Flanagan had quite the score, taking Clark into the post and deploying a counter move on the block and leaving the nation’s player of the year in a blender for a layup.

“I don’t know if I realized she was the one on me until I turned around and saw her there but it was just a counter I’ve been trying to work on,” Flanagan said. “In a game like that, you have to take shots. Our coach was telling us if you have an open shot you have to take it, so that’s all that was going through my mind at that point.”

Harter, Flanagan and McErlane have all been watching the tournament and they were all eager to watch the Final Four, which starts with undefeated South Carolina facing NC State at 7 p.m. with UConn and Iowa to follow. McErlane has not only played against Clark, she’s gone up against UConn as well in the Big East and the DePaul sophomore also had plenty of praise for the Huskies star in Bueckers.

McErlane explained Bueckers plays a different style of game, but added the UConn senior has the same relentless motor as Clark and Bueckers’ smarts and efficiency are no less challenging to match up with.

At a press event Thursday, Clark talked about hoping her team’s legacy would be the joy the Hawkeyes brought to their fans. With the senior guard off the pros next year, the landscape of women’s college basketball will change.

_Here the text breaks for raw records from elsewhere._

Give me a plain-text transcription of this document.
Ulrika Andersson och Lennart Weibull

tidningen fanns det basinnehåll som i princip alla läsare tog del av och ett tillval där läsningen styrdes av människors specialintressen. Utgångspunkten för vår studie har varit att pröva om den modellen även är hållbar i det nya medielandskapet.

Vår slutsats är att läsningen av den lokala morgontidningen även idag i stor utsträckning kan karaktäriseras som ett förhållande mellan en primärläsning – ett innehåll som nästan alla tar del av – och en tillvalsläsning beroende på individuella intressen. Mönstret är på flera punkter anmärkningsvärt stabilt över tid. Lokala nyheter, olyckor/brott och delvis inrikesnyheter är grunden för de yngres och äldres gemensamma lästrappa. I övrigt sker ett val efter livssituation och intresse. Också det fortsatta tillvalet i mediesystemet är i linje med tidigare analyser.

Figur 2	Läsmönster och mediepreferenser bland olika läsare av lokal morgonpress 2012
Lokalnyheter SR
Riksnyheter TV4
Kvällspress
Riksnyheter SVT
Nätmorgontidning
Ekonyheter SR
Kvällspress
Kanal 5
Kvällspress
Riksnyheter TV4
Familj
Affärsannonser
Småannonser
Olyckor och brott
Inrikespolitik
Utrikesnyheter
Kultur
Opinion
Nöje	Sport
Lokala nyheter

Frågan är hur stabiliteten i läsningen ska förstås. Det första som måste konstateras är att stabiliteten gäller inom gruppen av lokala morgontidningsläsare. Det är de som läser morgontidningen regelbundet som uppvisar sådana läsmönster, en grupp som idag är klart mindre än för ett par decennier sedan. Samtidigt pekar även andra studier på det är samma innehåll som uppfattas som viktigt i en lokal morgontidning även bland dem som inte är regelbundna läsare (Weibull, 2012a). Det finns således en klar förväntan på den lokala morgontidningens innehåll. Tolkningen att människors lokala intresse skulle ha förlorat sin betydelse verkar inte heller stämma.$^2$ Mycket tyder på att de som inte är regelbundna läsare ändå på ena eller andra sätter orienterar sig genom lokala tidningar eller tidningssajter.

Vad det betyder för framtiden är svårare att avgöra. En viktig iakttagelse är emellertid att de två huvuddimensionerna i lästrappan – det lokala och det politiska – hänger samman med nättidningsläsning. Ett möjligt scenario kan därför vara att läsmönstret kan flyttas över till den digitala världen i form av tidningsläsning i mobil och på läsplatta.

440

Harter recalled coming back on the floor at Welsh-Ryan Arena after her game with Iowa to find her parents and seeing a large crowd of fans waiting for a chance to see or get an autograph from Clark. The Northwestern guard certainly noticed the young girls in that crowd, saying they had come to a game just to see Clark, with a few of them even giving her words of encouragement or asking for a photo.

“The impact she’s made is unreal. You’ve never heard people talking about women’s sports like this, now everyone is talking about it,” Harter said. “It’s changed so much within the last year because of her and it’s pretty amazing and pretty wild she was able to do that. I’m really excited for the future of women’s basketball, it’s going to be viewed more the way it is right now.”

Iowa’s duel with LSU drew an average of 12.3 million viewers on Monday night, the following UConn-USC match eclipsed 10 million at its peak. There’s a chance those numbers are met, if not eclipsed on Friday and on Sunday for the national title game, set for 3 p.m. on ABC.

“It’s something most people don’t get to experience in their lifetime and it’s just realizing I’m living out the college basketball dream,” Flanagan said. “The team that beat us went to the Final Four, that’s crazy enough. With the Final Four we have, these four teams are insane, I think everyone’s hoping for good games.”

McErlane said Clark “set the tone for what all other women’s basketball programs can bring and will bring” and that the Iowa superstar has encouraged a new generation to fall in love with the game. The sport has proliferated, games are being televised more and more - this year, there was even griping on social media about certain games being exclusive to streaming services, an honor usually reserved for football in the fall - and with players like USC freshman JuJu Watkins coming into the college ranks, the window is wide open for its growth to continue.

Clark’s records, as many of them as she has, may someday fall but if they do, her name will assuredly come up in the pursuit of them. Whenever Caitlin Clark’s name gets brought up in the coming years, a select few will always be able to say they shared a court with her.

“Caitlin has taught me a certain competitive edge that you need to have in order to play,” McErlane said. “I know she’s not much older than me but she has inspired so many people and I’m grateful to have gotten the opportunity to play against her. I’m going to continue to speak on the experience I had but also women’s basketball in general to help grow the game and help appreciate it for what it really is.”